Parkinson's disease (PD) is a chronic
neurodegenerative disease, and there is no cure for it at present. Recent research has indicated a link between
type 2 diabetes mellitus (T2DM) and PD, which suggested that a treatment to improve
insulin resistance for T2DM may be useful for PD patients.
Glucose-dependent insulinotropic
polypeptide (GIP) belongs to the
incretin hormone family, which can promote
insulin release and improve
insulin resistance. Several GIP analogues have been developed as potential treatments for T2DM. In the present study, a novel long-lasting GIP analogue,
D-Ala2-GIP-glu-PAL, has been tested in an acute PD mouse model induced by four
1-Methyl-4-phenyl-1,2,3,6-tetrahydropyridine (
MPTP)
intraperitoneal injections.
D-Ala2-GIP-glu-PAL treatment (25 nmol/kg ip.) for 7 days after
MPTP treatment improved the locomotor and exploratory activity of mice, and improved
bradykinesia and movement balance of mice.
D-Ala2-GIP-glu-PAL treatment also restored
tyrosine hydroxylase (TH) positive dopaminergic neuron numbers in the substantia nigra and TH levels in the striatum.

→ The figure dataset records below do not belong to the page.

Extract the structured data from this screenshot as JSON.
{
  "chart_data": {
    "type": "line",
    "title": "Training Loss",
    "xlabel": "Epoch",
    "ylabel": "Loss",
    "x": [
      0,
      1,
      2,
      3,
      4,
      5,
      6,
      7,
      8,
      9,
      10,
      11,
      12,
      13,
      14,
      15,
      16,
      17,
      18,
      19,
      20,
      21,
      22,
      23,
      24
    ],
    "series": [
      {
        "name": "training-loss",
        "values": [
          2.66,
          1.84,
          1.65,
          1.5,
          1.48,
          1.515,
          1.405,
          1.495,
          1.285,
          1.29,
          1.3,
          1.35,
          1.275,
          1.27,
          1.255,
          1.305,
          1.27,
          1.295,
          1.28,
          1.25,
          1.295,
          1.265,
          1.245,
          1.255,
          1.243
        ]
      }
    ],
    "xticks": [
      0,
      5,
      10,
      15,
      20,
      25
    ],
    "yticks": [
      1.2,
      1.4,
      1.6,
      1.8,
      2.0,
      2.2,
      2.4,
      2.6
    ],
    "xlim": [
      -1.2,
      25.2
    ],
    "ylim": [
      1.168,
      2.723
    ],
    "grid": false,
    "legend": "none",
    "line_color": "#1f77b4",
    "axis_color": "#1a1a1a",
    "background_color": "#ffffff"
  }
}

D-Ala2-GIP-glu-PAL also reduced the chronic
inflammation response as seen in astrocyte and microglia activation in the substantia nigra pars compacta (SNpc).
D-Ala2-GIP-glu-PAL reversed the reduction of synapse numbers (
synaptophysin levels), decreased the ratio of
growth factor and apoptosis signaling molecules Bax/Bcl-2, and improved the decrease of p-CREB(S133)
growth factor signaling in the substantia nigra. Therefore,
D-Ala2-GIP-glu-PAL promotes cell survival of dopaminergic neuron in the SNpc by activating the cAMP/PKA/CREB
growth factor second messenger pathway that also inhibits apoptosis. The present results demonstrate that
D-Ala2-GIP-glu-PAL shows promise as a novel treatment of PD.